- European cover art
- Developer: Eden Entertainment Software
- Publisher: Sega
- Producer: Sean Kelly
- Designers: Mike Brown Sean Kelly
- Programmers: Stuart Middleton Tim Round Julian Scott
- Artists: Jason Evans Robert Dorney Gordon Theobold
- Composer: Paul Lathem
- Platform: Game Gear
- Release: NA: 1996; EU: 1996;
- Genre: Action
- Mode: Single-player

= Arena: Maze of Death =

1996 video game

Arena/Maze of Death, known in Europe as Arena, is an isometric action created by Eden Entertainment Software for the Game Gear. Players have to play the role as a one-person mercenary squad who is trapped in heavily guarded and deadly areas with the primary goal of surviving. This game was released late in the Game Gear's life span. A Master System version was developed simultaneously, but Sega later decided to cancel it in favor of the Game Gear version.

==Plot==

While navigating through a maze, the main character is confronted by two enemies wielding guns.

The setting is a futuristic city in the year 2026.
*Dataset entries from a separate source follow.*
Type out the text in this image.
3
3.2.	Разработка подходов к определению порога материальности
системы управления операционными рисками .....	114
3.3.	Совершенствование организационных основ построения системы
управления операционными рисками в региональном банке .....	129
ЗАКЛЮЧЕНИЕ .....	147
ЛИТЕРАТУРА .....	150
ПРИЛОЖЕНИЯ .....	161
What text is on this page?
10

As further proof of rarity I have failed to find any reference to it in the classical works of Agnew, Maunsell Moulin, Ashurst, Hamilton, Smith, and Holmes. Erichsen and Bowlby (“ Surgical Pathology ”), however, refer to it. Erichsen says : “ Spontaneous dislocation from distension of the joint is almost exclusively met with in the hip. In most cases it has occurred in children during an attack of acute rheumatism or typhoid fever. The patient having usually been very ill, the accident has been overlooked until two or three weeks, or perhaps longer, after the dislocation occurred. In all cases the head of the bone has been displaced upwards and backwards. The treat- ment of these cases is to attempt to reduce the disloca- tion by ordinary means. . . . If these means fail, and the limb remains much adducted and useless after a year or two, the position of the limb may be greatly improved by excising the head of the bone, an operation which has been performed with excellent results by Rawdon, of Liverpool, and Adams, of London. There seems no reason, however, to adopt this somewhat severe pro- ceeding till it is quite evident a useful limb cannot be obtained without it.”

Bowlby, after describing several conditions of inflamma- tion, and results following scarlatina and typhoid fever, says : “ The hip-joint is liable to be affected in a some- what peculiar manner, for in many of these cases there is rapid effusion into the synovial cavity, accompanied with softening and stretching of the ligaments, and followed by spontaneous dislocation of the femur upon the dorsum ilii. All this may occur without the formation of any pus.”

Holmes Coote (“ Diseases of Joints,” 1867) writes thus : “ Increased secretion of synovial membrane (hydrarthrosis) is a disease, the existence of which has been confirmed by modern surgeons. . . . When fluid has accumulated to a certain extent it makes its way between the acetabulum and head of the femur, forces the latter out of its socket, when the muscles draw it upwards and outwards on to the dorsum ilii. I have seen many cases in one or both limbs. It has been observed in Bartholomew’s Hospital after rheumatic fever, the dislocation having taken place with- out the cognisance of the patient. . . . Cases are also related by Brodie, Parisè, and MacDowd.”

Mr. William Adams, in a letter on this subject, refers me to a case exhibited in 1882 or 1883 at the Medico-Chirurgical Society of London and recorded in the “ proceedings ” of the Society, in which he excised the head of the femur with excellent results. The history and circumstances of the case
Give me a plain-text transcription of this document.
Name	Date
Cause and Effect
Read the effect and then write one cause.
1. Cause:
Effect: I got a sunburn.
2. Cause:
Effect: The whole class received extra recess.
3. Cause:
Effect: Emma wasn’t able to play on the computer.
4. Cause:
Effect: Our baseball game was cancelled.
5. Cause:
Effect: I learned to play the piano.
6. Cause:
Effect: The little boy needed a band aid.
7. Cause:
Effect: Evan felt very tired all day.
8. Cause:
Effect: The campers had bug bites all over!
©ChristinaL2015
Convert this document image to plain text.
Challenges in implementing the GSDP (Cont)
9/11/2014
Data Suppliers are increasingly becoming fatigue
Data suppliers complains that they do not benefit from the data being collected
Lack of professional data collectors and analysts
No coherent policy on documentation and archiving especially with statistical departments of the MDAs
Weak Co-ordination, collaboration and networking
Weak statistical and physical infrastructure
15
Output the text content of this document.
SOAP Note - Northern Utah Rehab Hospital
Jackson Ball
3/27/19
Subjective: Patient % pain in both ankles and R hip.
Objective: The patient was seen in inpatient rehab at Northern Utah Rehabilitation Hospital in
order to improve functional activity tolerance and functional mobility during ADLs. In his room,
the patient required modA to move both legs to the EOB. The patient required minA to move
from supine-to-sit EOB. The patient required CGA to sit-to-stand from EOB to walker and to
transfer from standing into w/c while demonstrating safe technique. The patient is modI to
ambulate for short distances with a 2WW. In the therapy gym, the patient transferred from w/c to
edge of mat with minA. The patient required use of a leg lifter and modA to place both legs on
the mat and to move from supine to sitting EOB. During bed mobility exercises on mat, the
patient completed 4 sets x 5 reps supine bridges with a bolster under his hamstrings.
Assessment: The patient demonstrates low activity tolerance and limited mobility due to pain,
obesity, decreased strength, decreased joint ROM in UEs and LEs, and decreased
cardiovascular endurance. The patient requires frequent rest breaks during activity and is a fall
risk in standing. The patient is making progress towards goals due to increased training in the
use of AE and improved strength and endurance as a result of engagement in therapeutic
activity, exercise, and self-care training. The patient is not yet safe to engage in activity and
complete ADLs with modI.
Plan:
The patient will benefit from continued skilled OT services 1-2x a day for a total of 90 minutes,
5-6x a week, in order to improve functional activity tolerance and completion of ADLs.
A television broadcasting company called Astralnet Broadcasting Company (ABC) was created to brainwash the population. A pro-democratic sympathizer, Guy Freelander, is charged with the task of navigating through a warehouse district, an industrial park, and an old abandoned train station in order to enter a high-rise building through a weakly defended "back door" and broadcast proof of an evil corporation's wrongdoings over the television stations.

==Reception==
The four reviewers of Electronic Gaming Monthly commented on how advanced the game's graphics are, saying that it looks better than even many contemporary Sega Genesis games. Most of them also praised the complexity and fun of the gameplay, and said it was the best Game Gear release to come out in months. They gave it an average score of 8 out of 10.

In a retrospective review for Allgame, Jonathan Sutyak gave Arena: Maze of Death a rating of 4 out of 5 stars. He praised the open exploration of levels, password feature, easy controls, and advanced graphics, and concluded that the game "will appeal to action and adventure fans alike."